Binary Predictions with Negative Sampling

Example of a recommender system making binary predictions instead of predicting a rating. Demonstrates use of NegativeSamplingDataIter to wrap an existing data iterator with CosineLoss. See BlackOut by Shihao Ji et al for more on negative sampling.
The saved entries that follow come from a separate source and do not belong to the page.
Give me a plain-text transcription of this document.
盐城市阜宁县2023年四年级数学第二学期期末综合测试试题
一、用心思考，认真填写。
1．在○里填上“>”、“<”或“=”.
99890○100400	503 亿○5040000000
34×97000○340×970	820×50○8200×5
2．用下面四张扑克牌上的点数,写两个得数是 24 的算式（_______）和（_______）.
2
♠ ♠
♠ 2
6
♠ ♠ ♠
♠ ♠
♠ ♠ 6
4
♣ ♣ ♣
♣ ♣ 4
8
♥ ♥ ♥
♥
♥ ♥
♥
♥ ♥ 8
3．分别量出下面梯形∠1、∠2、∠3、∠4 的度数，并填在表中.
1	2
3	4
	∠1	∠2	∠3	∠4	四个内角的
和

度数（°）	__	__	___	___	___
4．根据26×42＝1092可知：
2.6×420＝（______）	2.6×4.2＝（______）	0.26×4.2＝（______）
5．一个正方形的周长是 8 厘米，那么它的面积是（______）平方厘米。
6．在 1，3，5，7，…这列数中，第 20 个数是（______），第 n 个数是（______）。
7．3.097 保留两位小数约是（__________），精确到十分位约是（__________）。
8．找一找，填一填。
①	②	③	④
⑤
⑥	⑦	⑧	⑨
You need to have python package pandas and bokeh installed (pip install pandas bokeh).


In [ ]:
import mxnet as mx
from movielens_data import get_data_iter, max_id
from matrix_fact import train
import recotools

In [ ]:
# If MXNet is not compiled with GPU support (e.g. on OSX), set to [mx.cpu(0)]
# Can be changed to [mx.gpu(0), mx.gpu(1), ..., mx.gpu(N-1)] if there are N GPUs
ctx = [mx.gpu(0)]

In [ ]:
pos_train_data, pos_test_data = get_data_iter(batch_size=100)
max_user, max_item = max_id('./ml-100k/u.data')
(max_user, max_item)

In [ ]:
train_data = recotools.NegativeSamplingDataIter(pos_train_data, sample_ratio=3, positive_label=0, negative_label=1)
test_data = recotools.NegativeSamplingDataIter(pos_test_data, sample_ratio=3,   positive_label=0, negative_label=1)
train_test_data = (train_data, test_data)

In [ ]:
def plain_net(k):
    # input
    user = mx.symbol.Variable('user')
    item = mx.symbol.Variable('item')
    label = mx.symbol.Variable('score')
    # user feature lookup
    user = mx.symbol.Embedding(data = user, input_dim = max_user, output_dim = k)
    # item feature lookup
    item = mx.symbol.Embedding(data = item, input_dim = max_item, output_dim = k)
    # loss layer
    pred = recotools.CosineLoss(a=user, b=item, label=label)
    return pred

net1 = plain_net(64)
mx.viz.plot_network(net1)

In [ ]:
results1 = train(net1, train_test_data, num_epoch=20, learning_rate=0.02, ctx=ctx)

In [ ]: